Javier Aranda Luna
Monterroso y el sueño de Calvino
Uno de los últimos homenajes literarios que hiciera Italo Calvino a un escritor contemporáneo lo dedicó al guatemalteco Augusto Monterroso. Se convirtió, de hecho, en un homenaje póstumo. Calvino planeaba dictar una serie de conferencias en la cátedra Charles Eliot Norton Poetry Lectures de la Universidad de Harvard, pero una semana antes de partir a Estados Unidos lo sorprendió la muerte.
En sus papeles perfectamente escritos entre finales de 1984 y septiembre de 1985, Calvino confesó uno de sus más altos sueños de escritor: encerrar cosmogonías, sagas y epopeyas en las dimensiones de un epigrama. Vamos: encerrar la luz del sol en un rayo porque creía -y con razón-, que en estos tiempos cada vez más congestionados de textos, la literatura debería apuntar a la máxima concreción de la poesía y del pensamiento.
Italo Calvino soñó incluso con formar una antología de cuentos de una sola frase o, mejor aún, de una sola línea. No pudo armarla porque, hasta el final de sus días, no encontró cuento que superara, o por lo menos igualara, esas ya clásicas líneas de Tito Monterroso que seguramente usted conoce: ''Cuando despertó, el dinosaurio todavía estaba allí".
Ese cuento, citado con tanta frecuencia, es prueba de lo dicho por Monsiváis acerca de la prosa monterroseana: brevedad en constante expansión. El genio de Monterroso se finca, según creo, en el sano ejercicio de la claridad, en la brevedad que azuza a la imaginación y en un eficaz y complejísimo sentido del humor que Luis Cardoza y Aragón, su paisano, ilustró hace tiempo en uno de sus ensayos de este modo: ''Alguna vez, en lectura inatenta, no había reparado en que la broma era un chocolate con cianuro. Y cuando vamos ya a engullirlo nos detiene y nos regala con el definitivo de deliciosa miel terrible". La zarpa de Monterroso, escribió más adelante el poeta Cardoza y Aragón, ''me recuerda el sutil alfanje del verdugo que con diestro, insensible tajo decapita. El condenado le implora cumplir sin tardanza su labor. El verdugo le recomienda mover los hombros. Los mueve y rueda la cabeza".

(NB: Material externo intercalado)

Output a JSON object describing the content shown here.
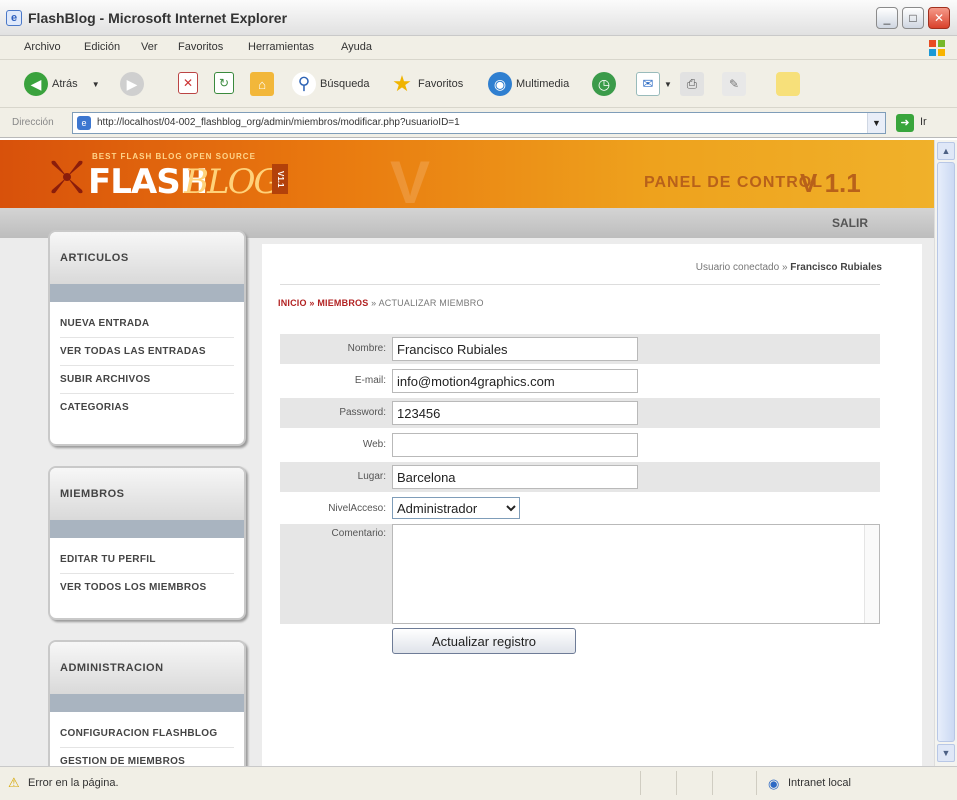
{
  "window": {
    "title": "FlashBlog - Microsoft Internet Explorer",
    "buttons": {
      "minimize": "_",
      "maximize": "□",
      "close": "✕"
    }
  },
  "menubar": [
    "Archivo",
    "Edición",
    "Ver",
    "Favoritos",
    "Herramientas",
    "Ayuda"
  ],
  "toolbar": {
    "back": "Atrás",
    "search": "Búsqueda",
    "favorites": "Favoritos",
    "multimedia": "Multimedia"
  },
  "address": {
    "label": "Dirección",
    "url": "http://localhost/04-002_flashblog_org/admin/miembros/modificar.php?usuarioID=1",
    "go": "Ir"
  },
  "banner": {
    "tagline": "BEST FLASH BLOG OPEN SOURCE",
    "logo_flash": "FLASH",
    "logo_blog": "BLOG",
    "logo_version": "V1.1",
    "panel_title": "PANEL DE CONTROL",
    "panel_version": "V 1.1"
  },
  "topnav": {
    "logout": "SALIR"
  },
  "sidebar": {
    "articulos": {
      "title": "ARTICULOS",
      "items": [
        "NUEVA ENTRADA",
        "VER TODAS LAS ENTRADAS",
        "SUBIR ARCHIVOS",
        "CATEGORIAS"
      ]
    },
    "miembros": {
      "title": "MIEMBROS",
      "items": [
        "EDITAR TU PERFIL",
        "VER TODOS LOS MIEMBROS"
      ]
    },
    "administracion": {
      "title": "ADMINISTRACION",
      "items": [
        "CONFIGURACION FLASHBLOG",
        "GESTION DE MIEMBROS"
      ]
    }
  },
  "content": {
    "user_prefix": "Usuario conectado »",
    "user_name": "Francisco Rubiales",
    "breadcrumb": {
      "inicio": "INICIO",
      "sep": "»",
      "miembros": "MIEMBROS",
      "current": "ACTUALIZAR MIEMBRO"
    },
    "form": {
      "nombre": {
        "label": "Nombre:",
        "value": "Francisco Rubiales"
      },
      "email": {
        "label": "E-mail:",
        "value": "info@motion4graphics.com"
      },
      "password": {
        "label": "Password:",
        "value": "123456"
      },
      "web": {
        "label": "Web:",
        "value": ""
      },
      "lugar": {
        "label": "Lugar:",
        "value": "Barcelona"
      },
      "nivel": {
        "label": "NivelAcceso:",
        "value": "Administrador"
      },
      "comentario": {
        "label": "Comentario:",
        "value": ""
      },
      "submit": "Actualizar registro"
    }
  },
  "statusbar": {
    "message": "Error en la página.",
    "zone": "Intranet local"
  }
}
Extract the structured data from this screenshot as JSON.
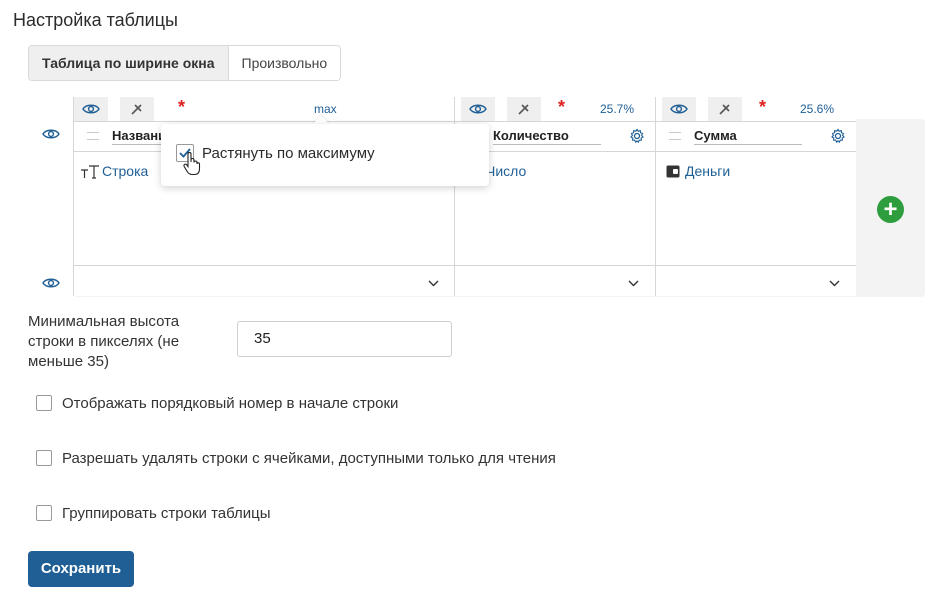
{
  "page": {
    "title": "Настройка таблицы"
  },
  "width_mode": {
    "options": [
      "Таблица по ширине окна",
      "Произвольно"
    ],
    "selected": "Таблица по ширине окна"
  },
  "columns": [
    {
      "width_label": "max",
      "name": "Названи",
      "type_label": "Строка",
      "type_icon": "text-type-icon"
    },
    {
      "width_label": "25.7%",
      "name": "Количество",
      "type_label": "Число",
      "type_icon": "number-type-icon"
    },
    {
      "width_label": "25.6%",
      "name": "Сумма",
      "type_label": "Деньги",
      "type_icon": "money-type-icon"
    }
  ],
  "popup": {
    "label": "Растянуть по максимуму",
    "checked": true
  },
  "min_height": {
    "label": "Минимальная высота строки в пикселях (не меньше 35)",
    "value": "35"
  },
  "options": [
    {
      "label": "Отображать порядковый номер в начале строки",
      "checked": false
    },
    {
      "label": "Разрешать удалять строки с ячейками, доступными только для чтения",
      "checked": false
    },
    {
      "label": "Группировать строки таблицы",
      "checked": false
    }
  ],
  "actions": {
    "save_label": "Сохранить"
  },
  "colors": {
    "accent": "#1f5f96",
    "add": "#2e9d3e",
    "required": "#e02020"
  }
}
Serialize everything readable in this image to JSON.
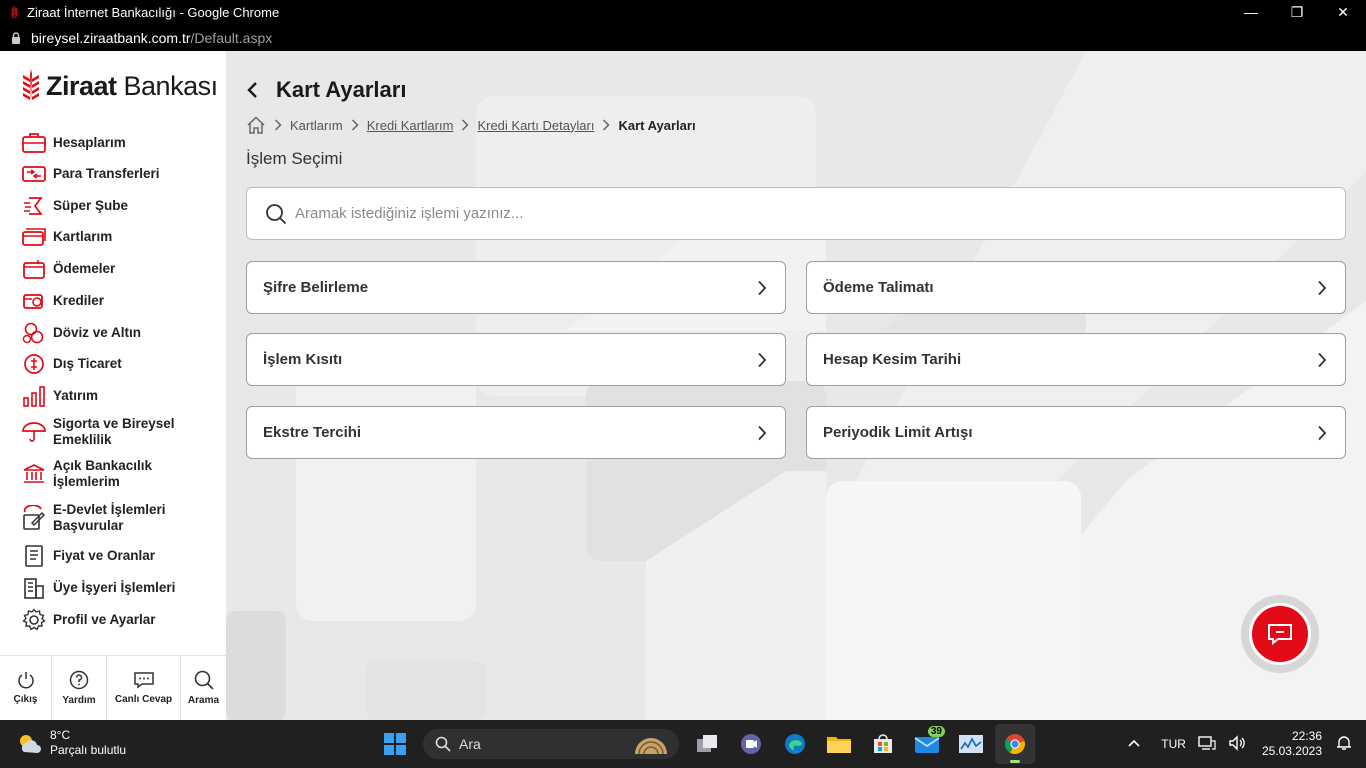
{
  "browser": {
    "window_title": "Ziraat İnternet Bankacılığı - Google Chrome",
    "url_host": "bireysel.ziraatbank.com.tr",
    "url_path": "/Default.aspx"
  },
  "brand": {
    "name_bold": "Ziraat",
    "name_light": " Bankası",
    "accent": "#e30a17"
  },
  "sidebar": {
    "items": [
      {
        "label": "Hesaplarım",
        "icon": "briefcase-icon"
      },
      {
        "label": "Para Transferleri",
        "icon": "transfer-icon"
      },
      {
        "label": "Süper Şube",
        "icon": "super-branch-icon"
      },
      {
        "label": "Kartlarım",
        "icon": "card-icon"
      },
      {
        "label": "Ödemeler",
        "icon": "payment-icon"
      },
      {
        "label": "Krediler",
        "icon": "credit-icon"
      },
      {
        "label": "Döviz ve Altın",
        "icon": "currency-icon"
      },
      {
        "label": "Dış Ticaret",
        "icon": "foreign-trade-icon"
      },
      {
        "label": "Yatırım",
        "icon": "investment-icon"
      },
      {
        "label": "Sigorta ve Bireysel Emeklilik",
        "icon": "umbrella-icon"
      },
      {
        "label": "Açık Bankacılık İşlemlerim",
        "icon": "bank-icon"
      },
      {
        "label": "E-Devlet İşlemleri Başvurular",
        "icon": "edevlet-icon"
      },
      {
        "label": "Fiyat ve Oranlar",
        "icon": "document-icon"
      },
      {
        "label": "Üye İşyeri İşlemleri",
        "icon": "building-icon"
      },
      {
        "label": "Profil ve Ayarlar",
        "icon": "gear-icon"
      }
    ],
    "bottom": [
      {
        "label": "Çıkış",
        "icon": "power-icon"
      },
      {
        "label": "Yardım",
        "icon": "help-icon"
      },
      {
        "label": "Canlı Cevap",
        "icon": "chat-icon"
      },
      {
        "label": "Arama",
        "icon": "search-icon"
      }
    ]
  },
  "main": {
    "title": "Kart Ayarları",
    "breadcrumb": {
      "items": [
        {
          "label": "Kartlarım",
          "link": false
        },
        {
          "label": "Kredi Kartlarım",
          "link": true
        },
        {
          "label": "Kredi Kartı Detayları",
          "link": true
        },
        {
          "label": "Kart Ayarları",
          "link": false,
          "current": true
        }
      ]
    },
    "section_title": "İşlem Seçimi",
    "search_placeholder": "Aramak istediğiniz işlemi yazınız...",
    "options": [
      {
        "label": "Şifre Belirleme"
      },
      {
        "label": "Ödeme Talimatı"
      },
      {
        "label": "İşlem Kısıtı"
      },
      {
        "label": "Hesap Kesim Tarihi"
      },
      {
        "label": "Ekstre Tercihi"
      },
      {
        "label": "Periyodik Limit Artışı"
      }
    ]
  },
  "taskbar": {
    "weather_temp": "8°C",
    "weather_desc": "Parçalı bulutlu",
    "search_label": "Ara",
    "mail_badge": "39",
    "language": "TUR",
    "time": "22:36",
    "date": "25.03.2023"
  }
}
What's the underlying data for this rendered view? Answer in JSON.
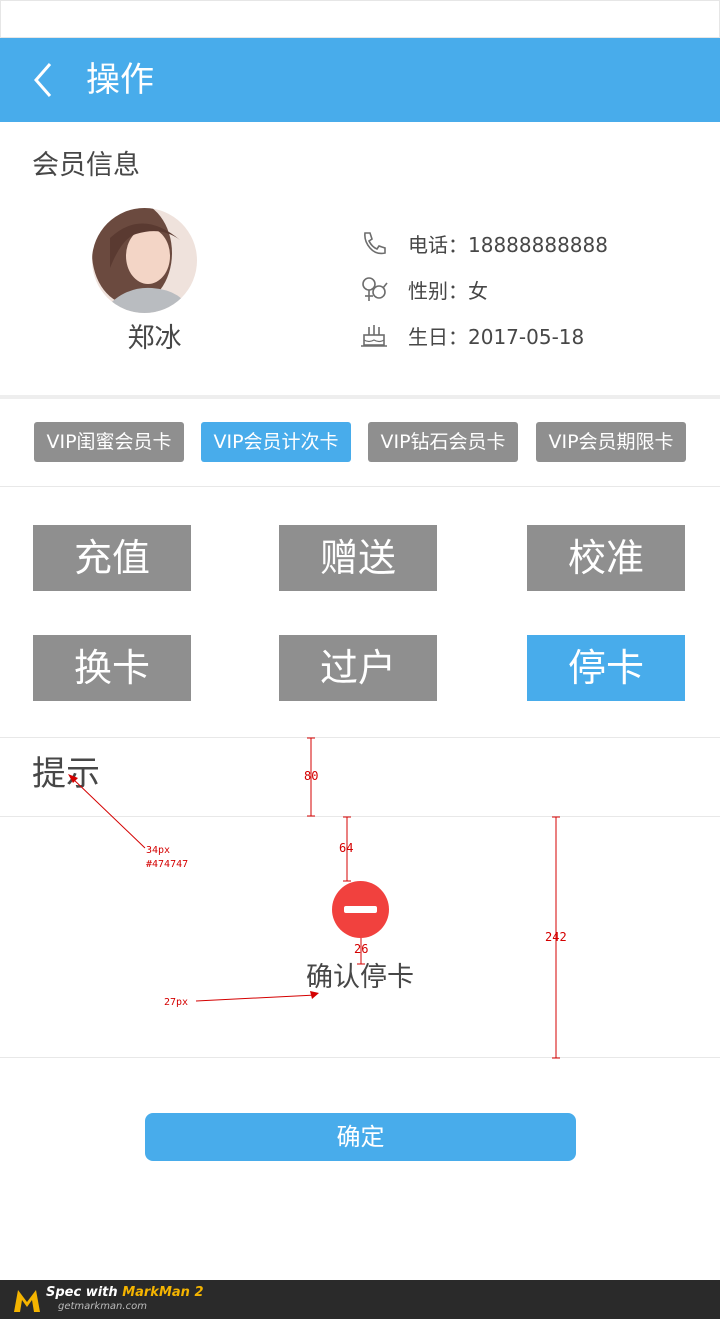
{
  "header": {
    "title": "操作"
  },
  "member": {
    "section_title": "会员信息",
    "name": "郑冰",
    "phone": "电话：18888888888",
    "gender": "性别：女",
    "birthday": "生日：2017-05-18"
  },
  "card_tabs": [
    {
      "label": "VIP闺蜜会员卡",
      "active": false
    },
    {
      "label": "VIP会员计次卡",
      "active": true
    },
    {
      "label": "VIP钻石会员卡",
      "active": false
    },
    {
      "label": "VIP会员期限卡",
      "active": false
    }
  ],
  "operations": [
    {
      "label": "充值",
      "active": false
    },
    {
      "label": "赠送",
      "active": false
    },
    {
      "label": "校准",
      "active": false
    },
    {
      "label": "换卡",
      "active": false
    },
    {
      "label": "过户",
      "active": false
    },
    {
      "label": "停卡",
      "active": true
    }
  ],
  "tip": {
    "title": "提示",
    "message": "确认停卡",
    "confirm_button": "确定"
  },
  "annotations": {
    "gap_title": "80",
    "gap_icon_top": "64",
    "gap_icon_text": "26",
    "tip_height": "242",
    "title_font_size": "34px",
    "title_color": "#474747",
    "message_font_size": "27px"
  },
  "colors": {
    "primary": "#48aceb",
    "button_gray": "#8f8f8f",
    "text": "#474747",
    "stop_red": "#f1413e",
    "spec_red": "#d40000"
  },
  "footer": {
    "brand_prefix": "Spec with ",
    "brand_name": "MarkMan 2",
    "url": "getmarkman.com"
  }
}
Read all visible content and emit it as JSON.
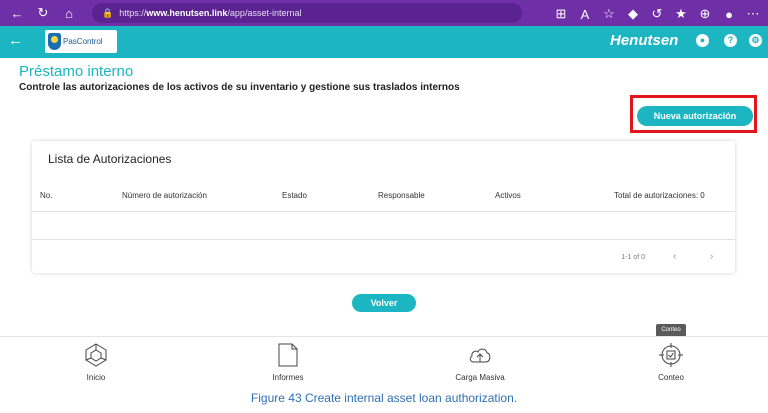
{
  "browser": {
    "url_prefix": "https://",
    "url_domain": "www.henutsen.link",
    "url_path": "/app/asset-internal"
  },
  "app": {
    "logo_text": "PasControl",
    "brand_name": "Henutsen",
    "accent_color": "#1bb6c1",
    "highlight_color": "#e3161b"
  },
  "page": {
    "title": "Préstamo interno",
    "subtitle": "Controle las autorizaciones de los activos de su inventario y gestione sus traslados internos",
    "new_button": "Nueva autorización",
    "back_button": "Volver"
  },
  "table": {
    "title": "Lista de Autorizaciones",
    "headers": [
      "No.",
      "Número de autorización",
      "Estado",
      "Responsable",
      "Activos",
      "Total de autorizaciones: 0"
    ],
    "pagination": "1-1 of 0"
  },
  "bottom_nav": {
    "items": [
      {
        "label": "Inicio",
        "icon": "home-grid-icon"
      },
      {
        "label": "Informes",
        "icon": "document-icon"
      },
      {
        "label": "Carga Masiva",
        "icon": "cloud-upload-icon"
      },
      {
        "label": "Conteo",
        "icon": "target-icon"
      }
    ],
    "tooltip": "Conteo"
  },
  "caption": "Figure 43 Create internal asset loan authorization."
}
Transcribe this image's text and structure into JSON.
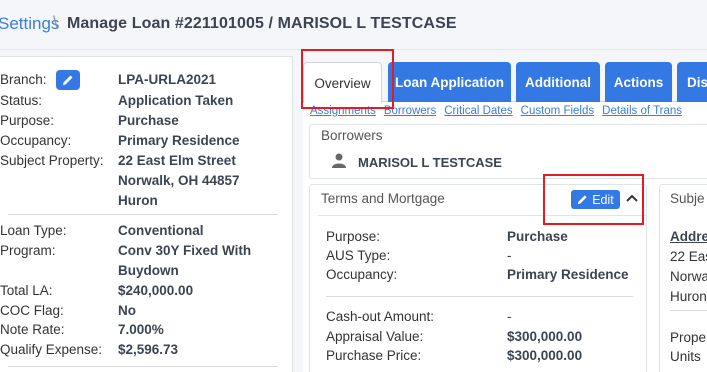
{
  "header": {
    "breadcrumb_link": "Settings",
    "separator": "\\",
    "title": "Manage Loan #221101005 / MARISOL L TESTCASE"
  },
  "summary": {
    "rows": [
      {
        "label": "Branch:",
        "value": "LPA-URLA2021"
      },
      {
        "label": "Status:",
        "value": "Application Taken"
      },
      {
        "label": "Purpose:",
        "value": "Purchase"
      },
      {
        "label": "Occupancy:",
        "value": "Primary Residence"
      },
      {
        "label": "Subject Property:",
        "value": "22 East Elm Street",
        "value2": "Norwalk, OH 44857",
        "value3": "Huron"
      },
      {
        "label": "Loan Type:",
        "value": "Conventional"
      },
      {
        "label": "Program:",
        "value": "Conv 30Y Fixed With",
        "value2": "Buydown"
      },
      {
        "label": "Total LA:",
        "value": "$240,000.00"
      },
      {
        "label": "COC Flag:",
        "value": "No"
      },
      {
        "label": "Note Rate:",
        "value": "7.000%"
      },
      {
        "label": "Qualify Expense:",
        "value": "$2,596.73"
      }
    ]
  },
  "tabs": [
    {
      "label": "Overview",
      "active": true
    },
    {
      "label": "Loan Application"
    },
    {
      "label": "Additional"
    },
    {
      "label": "Actions"
    },
    {
      "label": "Dis"
    }
  ],
  "sublinks": [
    "Assignments",
    "Borrowers",
    "Critical Dates",
    "Custom Fields",
    "Details of Trans"
  ],
  "borrowers": {
    "title": "Borrowers",
    "name": "MARISOL L TESTCASE"
  },
  "terms": {
    "title": "Terms and Mortgage",
    "edit_label": "Edit",
    "rows": [
      {
        "label": "Purpose:",
        "value": "Purchase"
      },
      {
        "label": "AUS Type:",
        "value": "-"
      },
      {
        "label": "Occupancy:",
        "value": "Primary Residence"
      },
      {
        "label": "Cash-out Amount:",
        "value": "-"
      },
      {
        "label": "Appraisal Value:",
        "value": "$300,000.00"
      },
      {
        "label": "Purchase Price:",
        "value": "$300,000.00"
      }
    ]
  },
  "subject": {
    "title": "Subje",
    "address_head": "Addre",
    "lines": [
      "22 Eas",
      "Norwa",
      "Huron"
    ],
    "lines2": [
      "Prope",
      "Units"
    ]
  },
  "colors": {
    "accent": "#3479e3",
    "link": "#3b7dd8",
    "highlight": "#e41b23"
  }
}
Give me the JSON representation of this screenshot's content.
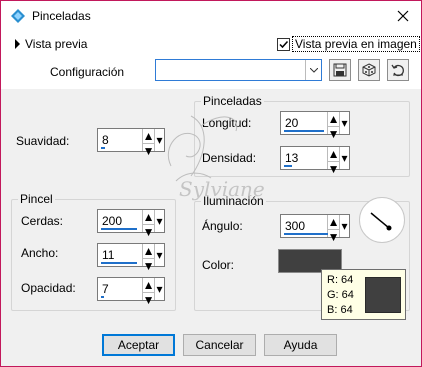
{
  "window": {
    "title": "Pinceladas"
  },
  "preview": {
    "toggle_label": "Vista previa",
    "live_label": "Vista previa en imagen",
    "live_checked": true
  },
  "config": {
    "label": "Configuración",
    "value": ""
  },
  "brush": {
    "smoothness_label": "Suavidad:",
    "smoothness_value": "8",
    "group_title": "Pincel",
    "bristles_label": "Cerdas:",
    "bristles_value": "200",
    "width_label": "Ancho:",
    "width_value": "11",
    "opacity_label": "Opacidad:",
    "opacity_value": "7"
  },
  "strokes": {
    "group_title": "Pinceladas",
    "length_label": "Longitud:",
    "length_value": "20",
    "density_label": "Densidad:",
    "density_value": "13"
  },
  "lighting": {
    "group_title": "Iluminación",
    "angle_label": "Ángulo:",
    "angle_value": "300",
    "color_label": "Color:",
    "color_hex": "#404040"
  },
  "tooltip": {
    "r": "R: 64",
    "g": "G: 64",
    "b": "B: 64"
  },
  "watermark": {
    "text": "Sylviane"
  },
  "buttons": {
    "ok": "Aceptar",
    "cancel": "Cancelar",
    "help": "Ayuda"
  }
}
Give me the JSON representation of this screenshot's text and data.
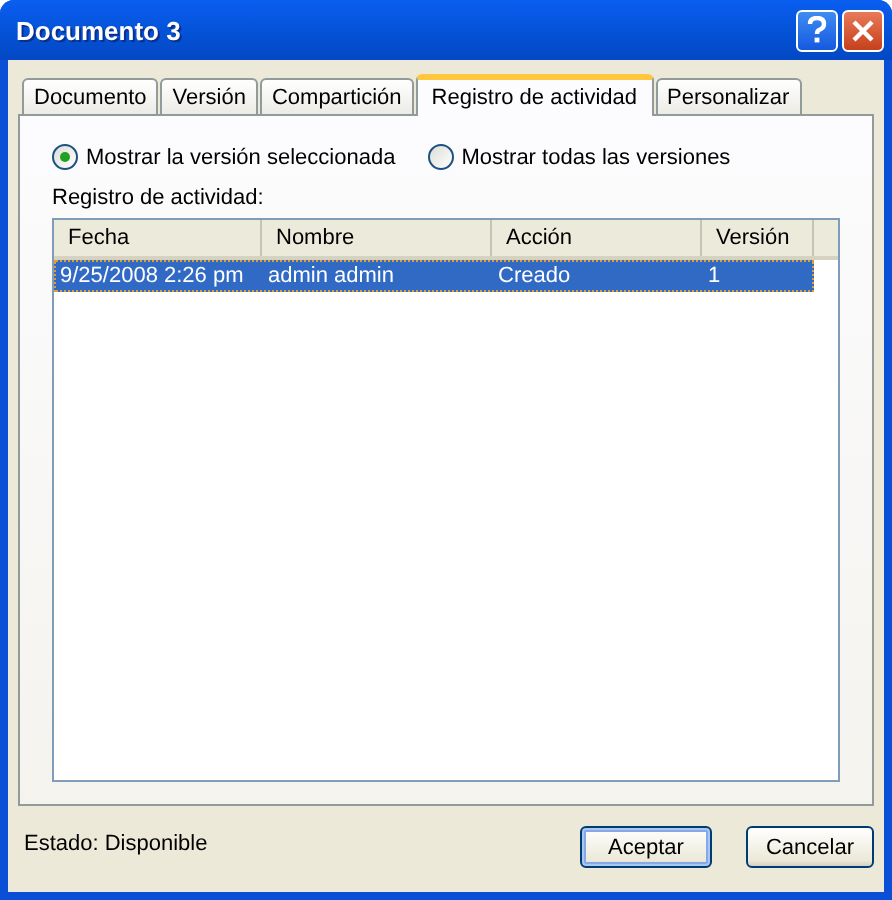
{
  "window": {
    "title": "Documento 3"
  },
  "tabs": [
    {
      "label": "Documento",
      "selected": false
    },
    {
      "label": "Versión",
      "selected": false
    },
    {
      "label": "Compartición",
      "selected": false
    },
    {
      "label": "Registro de actividad",
      "selected": true
    },
    {
      "label": "Personalizar",
      "selected": false
    }
  ],
  "view_options": [
    {
      "label": "Mostrar la versión seleccionada",
      "selected": true
    },
    {
      "label": "Mostrar todas las versiones",
      "selected": false
    }
  ],
  "activity_log": {
    "label": "Registro de actividad:",
    "columns": [
      "Fecha",
      "Nombre",
      "Acción",
      "Versión"
    ],
    "rows": [
      {
        "cells": [
          "9/25/2008 2:26 pm",
          "admin admin",
          "Creado",
          "1"
        ],
        "selected": true
      }
    ]
  },
  "status": "Estado: Disponible",
  "buttons": [
    {
      "label": "Aceptar",
      "default": true
    },
    {
      "label": "Cancelar",
      "default": false
    }
  ]
}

Si uno revisa los libros de Monterroso puede encontrar, con gran facilidad, que ninguno se parece. Todos son deliberadamente distintos. Es natural que así sea: a Tito le interesaba más ser leído que ser famoso; buscar nuevas formas de expresión literaria más que repetir, como receta, los principales ingredientes de sus textos más conocidos. Pero aunque todos sus libros son diferentes, los sostiene esa prosa perfecta en la que cada palabra parece haber sido pesada gramo a gramo para que nada falte ni sobre. Recuerdo que alguna vez le criticaron esa minucia de relojero por pulimentar el lenguaje. Imposible sostener la brevedad con palabrería. Sólo una prosa escrita y rescrita (''yo no escribo, corrijo", dijo en una conferencia) podía sostener cada una de sus ya clásicas fábulas.
Me parece que el afán perfeccionista de Tito por el lenguaje más que un desplante de pedantería literaria sólo buscó construir la mejor plataforma para que cada lector disparara su imaginación de la mejor manera. Sólo la filigrana lingüística le permitió, digamos, sacudirnos con las ''ráfagas de humor helado" que encontró en su prosa José Miguel Oviedo.
En cada una de sus geometrías Luis Cardoza y Aragón encontró una batalla. Italo Calvino el ideal de la literatura del futuro: levedad, rapidez, precisión, visibilidad, multiplicidad y coherencia. Prosa de alta precisión y sabiduría mortífera (Monsiváis dixit); prosa para hacer estallar la carcajada e invitarnos a pensar; para rumiar una idea o una imagen una y otra vez durante el día y encontrarle, una vez y otra, como a la poesía, nuevos significados.